All other nodes are lonely.
Constraints:
- The number of nodes in the
treeis in the range[1, 1000]. 1 <= Node.val <= 10^6
Solution
Method 1 – DFS Traversal
Intuition
A node is lonely if it is the only child of its parent. We can traverse the tree using DFS, and for each node, check if it is the only child of its parent (i.e., its parent has only one child).
Approach
- Traverse the tree using DFS, passing the parent node.
- For each node, if its parent exists and the parent has only one child, add the node's value to the answer.

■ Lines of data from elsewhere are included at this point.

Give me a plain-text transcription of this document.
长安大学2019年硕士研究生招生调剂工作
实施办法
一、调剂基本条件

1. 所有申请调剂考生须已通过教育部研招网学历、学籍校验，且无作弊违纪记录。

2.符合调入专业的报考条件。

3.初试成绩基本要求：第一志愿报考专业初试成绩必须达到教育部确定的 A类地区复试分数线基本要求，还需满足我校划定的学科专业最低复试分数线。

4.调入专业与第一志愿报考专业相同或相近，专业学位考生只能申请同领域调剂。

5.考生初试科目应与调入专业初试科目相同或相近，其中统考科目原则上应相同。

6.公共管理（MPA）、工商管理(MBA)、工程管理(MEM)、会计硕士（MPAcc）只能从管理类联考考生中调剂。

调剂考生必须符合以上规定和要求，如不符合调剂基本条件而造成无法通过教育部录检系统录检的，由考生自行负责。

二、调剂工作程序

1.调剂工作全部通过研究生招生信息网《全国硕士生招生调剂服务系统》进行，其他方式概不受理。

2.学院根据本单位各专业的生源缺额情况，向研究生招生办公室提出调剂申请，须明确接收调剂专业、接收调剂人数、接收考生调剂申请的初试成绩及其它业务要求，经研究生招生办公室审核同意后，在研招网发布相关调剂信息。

- Recurse on left and right children.
- Return the list of lonely node values.
Code
C++
class Solution {
public:
vector<int> ans;
void dfs(TreeNode* node, TreeNode* parent) {
if (!node) return;
if (parent && (!parent->left || !parent->right)) ans.push_back(node->val);
dfs(node->left, node);
dfs(node->right, node);
}
vector<int> getLonelyNodes(TreeNode* root) {
dfs(root, nullptr);
return ans;
}
};
Go
type TreeNode struct {
Val int
Left, Right *TreeNode
}
func getLonelyNodes(root *TreeNode) []int {
var ans []int
var dfs func(node, parent *TreeNode)
dfs = func(node, parent *TreeNode) {
if node == nil { return }
if parent != nil && (parent.Left == nil || parent.Right == nil) {
ans = append(ans, node.Val)
}
dfs(node.Left, node)
dfs(node.Right, node)
}
dfs(root, nil)
return ans
}
Java
class Solution {
List<Integer> ans = new ArrayList<>();
void dfs(TreeNode node, TreeNode parent) {
if (node == null) return;
if (parent != null && (parent.left == null || parent.right == null)) ans.add(node.val);
dfs(node.left, node);
dfs(node.right, node);
}
public List<Integer> getLonelyNodes(TreeNode root) {
dfs(root, null);
return ans;
}
}
Kotlin
class Solution {
val ans = mutableListOf<Int>()
fun getLonelyNodes(root: TreeNode?): List<Int> {
fun dfs(node: TreeNode?, parent: TreeNode?) {
if (node == null) return
if (parent != null && (parent.left == null || parent.right == null)) ans.add(node.`val`)
dfs(node.left, node)
dfs(node.right, node)
}
dfs(root, null)
return ans
}
}
Python
class Solution:
def getLonelyNodes(self, root: 'TreeNode') -> list[int]:
ans: list[int] = []
def dfs(node: 'TreeNode', parent: 'TreeNode') -> None:
if not node:
return
if parent and (not parent.left or not parent.right):
ans.append(node.val)
dfs(node.left, node)
dfs(node.right, node)
dfs(root, None)
return ans
Rust
impl Solution {
pub fn get_lonely_nodes(root: Option<Rc<RefCell<TreeNode>>>) -> Vec<i32> {
fn dfs(node: Option<Rc<RefCell<TreeNode>>>, parent: Option<Rc<RefCell<TreeNode>>>, ans: &mut Vec<i32>) {
if let Some(n) = node {
if let Some(p) = &parent {
let p = p.borrow();
if p.left.is_none() || p.right.is_none() {
ans.push(n.borrow().val);
}
}
let left = n.borrow().left.clone();
let right = n.borrow().right.clone();
dfs(left, Some(n.clone()), ans);
dfs(right, Some(n.clone()), ans);
}
}
let mut ans = vec![];
dfs(root, None, &mut ans);
ans
}
}
TypeScript
class Solution {
getLonelyNodes(root: TreeNode | null): number[] {
const ans: number[] = [];
function dfs(node: TreeNode | null, parent: TreeNode | null) {
if (!node) return;
if (parent && (!parent.left || !parent.right)) ans.push(node.val);
dfs(node.left, node);
dfs(node.right, node);
}
dfs(root, null);
return ans;
}
}
Complexity
- ⏰ Time complexity:
O(n), where n is the number of nodes in the tree. Each node is visited once. - 🧺 Space complexity:
O(h), where h is the height of the tree (recursion stack).